I've never checked this on an automotive motor, but on an airplane motor, specifically a Lycoming IO-360, there IS a difference in readings between the front tap and the rear tap. Here is my experience... I had a new (in 2003) electronic engine monitor installed on my airplane. I noticed afterward there was a difference in oil pressure readings between the electronic monitor and the the original oil pressure gauge, which was a mechanical gauge using a copper capillary tube. I asked the mechanic who installed the monitor about it, and he said he had to use the front tap for the oil pressure sender for the monitor, because the rear tap was already taken up by the original mechanical gauge tube and there wasn't room to use a tee (translation: "I was too lazy to re-work the rear tap set-up."). I asked why the difference in pressures, and he said as the oil moves through the galleys from the rear of the engine to the front, it loses pressure. He said it was "perfectly normal." Intuitively, that made sense to me, but I called Lycoming just to make sure. They said, "yep, that's normal." At take-off power (2,700 rpm), the rear tap was reading 70 psi, and the front tap was reading 55 psi.

I'm just sayin'...

Agree, in any hydraulic system there is friction loss from the fluid moving through its pipe, changes in fluid temperature,viscosity, pipe size,flow velocity and length of pipe all influence pressure loss through the system from pump discharge through the system to pump inlet.
 
From our Beloved MIKE....

Personally, I prefer checking pressure at a point closest to the oil pump. That way, you're seeing the same thing the engine is seeing. If you read pressure at the front, the oil pump can expire before you see the drop at the front of the motor.... :thumb:
 
Ted,

The oil pressure will be higher when the engine is cold. 60 psi is OK and would be the right amount when engine is turning 6000 rpm. When the engine gets hot it drops down to about 15 psi at idle. When I rebuilt the engine all crank journals measured stock size. Seven bores measured stock, One was 0.004 oversize near the top. There were no ridges at the top of the bores. Block only needed a cleaning and a light brush hone on the cyclinders. The engine came out of an F150 pickup. I replaced the fuel injection system with an Edelbrock 289 Perfomer intake and a Summit 600 CFM carb. Also a higher performance cam replaced the truck cam. So the inside is "Brand New Tight" right now. I think I've run about 5 gallons of gas through it on a test stand that I built.
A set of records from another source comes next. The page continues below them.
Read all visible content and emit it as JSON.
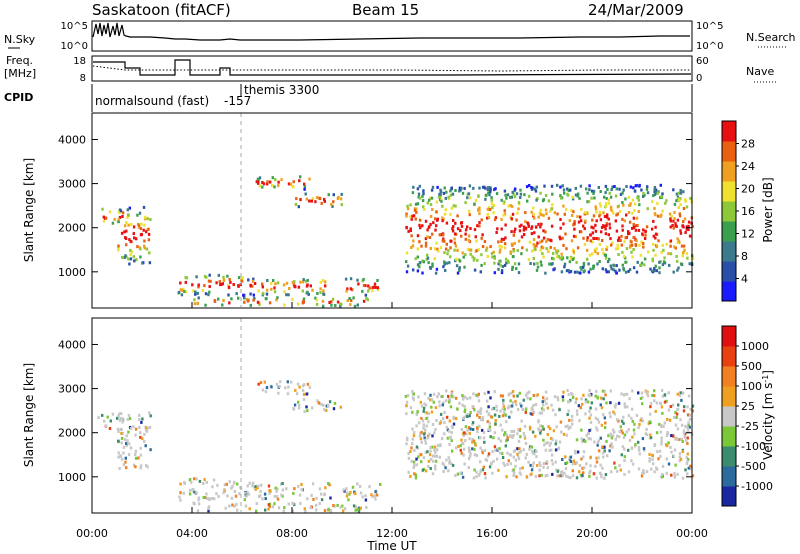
{
  "header": {
    "site": "Saskatoon (fitACF)",
    "beam": "Beam 15",
    "date": "24/Mar/2009"
  },
  "panels": {
    "nsky": {
      "left_label": "N.Sky",
      "left_ticks": [
        "10^5",
        "10^0"
      ],
      "right_ticks": [
        "10^5",
        "10^0"
      ],
      "right_label": "N.Search"
    },
    "freq": {
      "label_line1": "Freq.",
      "label_line2": "[MHz]",
      "left_ticks": [
        "18",
        "8"
      ],
      "right_ticks": [
        "60",
        "0"
      ],
      "right_label": "Nave"
    },
    "cpid": {
      "label": "CPID",
      "modes": [
        "normalsound (fast)",
        "-157",
        "themis 3300"
      ]
    }
  },
  "chart_data": [
    {
      "type": "heatmap",
      "ylabel": "Slant Range [km]",
      "ylim": [
        180,
        4600
      ],
      "yticks": [
        1000,
        2000,
        3000,
        4000
      ],
      "xlim": [
        0,
        24
      ],
      "colorbar": {
        "label": "Power [dB]",
        "ticks": [
          "28",
          "24",
          "20",
          "16",
          "12",
          "8",
          "4"
        ],
        "colors": [
          "#1a1aff",
          "#2a4fa8",
          "#3a7a8c",
          "#3aa050",
          "#8cc838",
          "#f0e030",
          "#f0a020",
          "#e86010",
          "#e81010"
        ]
      },
      "echo_regions": [
        {
          "t": [
            0.2,
            1.2
          ],
          "r": [
            2100,
            2500
          ]
        },
        {
          "t": [
            1.0,
            2.3
          ],
          "r": [
            1200,
            2500
          ]
        },
        {
          "t": [
            3.4,
            6.0
          ],
          "r": [
            500,
            1000
          ]
        },
        {
          "t": [
            4.0,
            11.0
          ],
          "r": [
            250,
            450
          ]
        },
        {
          "t": [
            6.0,
            9.5
          ],
          "r": [
            500,
            900
          ]
        },
        {
          "t": [
            6.5,
            8.8
          ],
          "r": [
            2900,
            3200
          ]
        },
        {
          "t": [
            8.0,
            10.0
          ],
          "r": [
            2500,
            2800
          ]
        },
        {
          "t": [
            10.0,
            11.5
          ],
          "r": [
            500,
            900
          ]
        },
        {
          "t": [
            12.5,
            24.0
          ],
          "r": [
            1000,
            3000
          ]
        }
      ]
    },
    {
      "type": "heatmap",
      "ylabel": "Slant Range [km]",
      "ylim": [
        180,
        4600
      ],
      "yticks": [
        1000,
        2000,
        3000,
        4000
      ],
      "xlabel": "Time UT",
      "xticks": [
        "00:00",
        "04:00",
        "08:00",
        "12:00",
        "16:00",
        "20:00",
        "00:00"
      ],
      "xlim": [
        0,
        24
      ],
      "colorbar": {
        "label": "Velocity [m s^-1]",
        "ticks": [
          "1000",
          "500",
          "100",
          "25",
          "-25",
          "-100",
          "-500",
          "-1000"
        ],
        "colors": [
          "#1a28a0",
          "#2a6a9c",
          "#3a8c6c",
          "#7ac838",
          "#c8c8c8",
          "#f0a020",
          "#f08020",
          "#e84010",
          "#e01010"
        ]
      },
      "echo_regions": [
        {
          "t": [
            0.2,
            1.2
          ],
          "r": [
            2100,
            2500
          ]
        },
        {
          "t": [
            1.0,
            2.3
          ],
          "r": [
            1200,
            2500
          ]
        },
        {
          "t": [
            3.4,
            6.0
          ],
          "r": [
            500,
            1000
          ]
        },
        {
          "t": [
            4.0,
            11.0
          ],
          "r": [
            250,
            450
          ]
        },
        {
          "t": [
            6.0,
            9.5
          ],
          "r": [
            500,
            900
          ]
        },
        {
          "t": [
            6.5,
            8.8
          ],
          "r": [
            2900,
            3200
          ]
        },
        {
          "t": [
            8.0,
            10.0
          ],
          "r": [
            2500,
            2800
          ]
        },
        {
          "t": [
            10.0,
            11.5
          ],
          "r": [
            500,
            900
          ]
        },
        {
          "t": [
            12.5,
            24.0
          ],
          "r": [
            1000,
            3000
          ]
        }
      ]
    }
  ]
}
I forgot to mention that the engine had 180,xxx miles on it when I got it. Truck engines can make great starts for a rebuild project since they often use heavier duty parts and are usually run at lower rpm's. It's the higher rpm's that wear out an engine.
 
From our Beloved MIKE....

Personally, I prefer checking pressure at a point closest to the oil pump. That way, you're seeing the same thing the engine is seeing. If you read pressure at the front, the oil pump can expire before you see the drop at the front of the motor.... :thumb:

Out here in the big cornfield between Iowa and Colorado we use shut down gauges on irrigation engines. They are set up to shut the engine down if the temp gets to high or the oil pressure gets to low. Always take the oil pressure on these as close to the pump as possible and give yourself a little breathing room off of zero oil pressure.
 
Out here in the big cornfield between Iowa and Colorado we use shut down gauges on irrigation engines. They are set up to shut the engine down if the temp gets to high or the oil pressure gets to low. Always take the oil pressure on these as close to the pump as possible and give yourself a little breathing room off of zero oil pressure.

OK
I may be completely out of the ball park here, but I cat remember the last time I had an oil pressure problem on a mild engine. Never had an oil pump give up on me and that includes some very nervous 4 bangers.
Gerry
 
IIRC, the reasoning behind reading off the front was that you saw what the crank and rods saw ,not what it was before it went through the valvetrain,if this makes any sense??!